Van Camp Guy, Coucke Paul J, Akita Jiro, Fransen Erik, Abe Satoko, De Leenheer Els M R, Huygen Patrick L M, Cremers Cor W R J, Usami Shin-Ichi
Department of Medical Genetics, University of Antwerp-UIA, Antwerp, Belgium.
Hum Mutat. 2002 Jul;20(1):15-9. doi: 10.1002/humu.10096.
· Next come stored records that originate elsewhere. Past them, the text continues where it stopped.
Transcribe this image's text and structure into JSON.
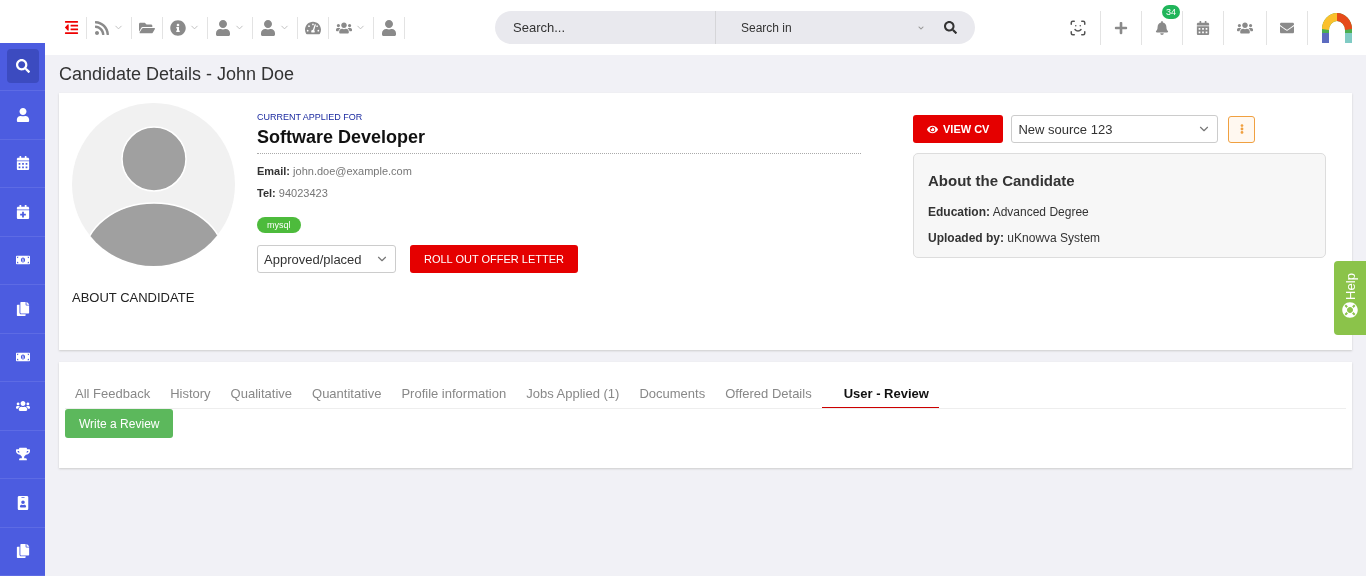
{
  "topbar": {
    "search": {
      "placeholder": "Search...",
      "scope": "Search in"
    },
    "notifications": "34"
  },
  "sidebar": {
    "items": [
      {
        "selected": true
      },
      {
        "selected": false
      },
      {
        "selected": false
      },
      {
        "selected": false
      },
      {
        "selected": false
      },
      {
        "selected": false
      },
      {
        "selected": false
      },
      {
        "selected": false
      },
      {
        "selected": false
      },
      {
        "selected": false
      },
      {
        "selected": false
      }
    ]
  },
  "page_title": "Candidate Details - John Doe",
  "candidate": {
    "applied_label": "CURRENT APPLIED FOR",
    "position": "Software Developer",
    "email_label": "Email:",
    "email": "john.doe@example.com",
    "tel_label": "Tel:",
    "tel": "94023423",
    "tags": [
      "mysql"
    ],
    "status": "Approved/placed",
    "offer_button": "ROLL OUT OFFER LETTER",
    "about_heading": "ABOUT CANDIDATE"
  },
  "actions": {
    "view_cv": "VIEW CV",
    "source": "New source 123"
  },
  "about": {
    "title": "About the Candidate",
    "fields": [
      {
        "label": "Education:",
        "value": "Advanced Degree"
      },
      {
        "label": "Uploaded by:",
        "value": "uKnowva System"
      }
    ]
  },
  "tabs": [
    {
      "label": "All Feedback",
      "selected": false
    },
    {
      "label": "History",
      "selected": false
    },
    {
      "label": "Qualitative",
      "selected": false
    },
    {
      "label": "Quantitative",
      "selected": false
    },
    {
      "label": "Profile information",
      "selected": false
    },
    {
      "label": "Jobs Applied (1)",
      "selected": false
    },
    {
      "label": "Documents",
      "selected": false
    },
    {
      "label": "Offered Details",
      "selected": false
    },
    {
      "label": "User - Review",
      "selected": true
    }
  ],
  "review_button": "Write a Review",
  "help": "Help"
}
Several different mutations in the KCNQ4 K+ channel gene are responsible for autosomal dominant nonsyndromic hearing impairment (DFNA2). Here we describe two additional families originating from Europe and Japan with a KCNQ4 missense mutation (W276S) that was previously found in one European family. We compared the disease-associated haplotype of the three W276S-bearing families using closely linked microsatellite markers and intragenic single nucleotide polymorphisms. Differences between the haplotypes were found, excluding a single founder mutation for the families. Therefore, the W276S mutation has occurred three times independently, and most likely represents a hot spot for mutation in the KCNQ4 gene.
KCNQ4钾离子通道基因中的几种不同突变是常染色体显性非综合征性听力障碍(DFNA2)的病因。在此,我们描述了另外两个分别来自欧洲和日本的家族,它们携带一种先前在一个欧洲家族中发现的KCNQ4错义突变(W276S)。我们使用紧密连锁的微卫星标记和基因内单核苷酸多态性,比较了这三个携带W276S突变家族的疾病相关单倍型。发现这些单倍型之间存在差异,排除了这些家族存在单一始祖突变的可能性。因此,W276S突变已独立发生了三次,很可能代表了KCNQ4基因中的一个突变热点。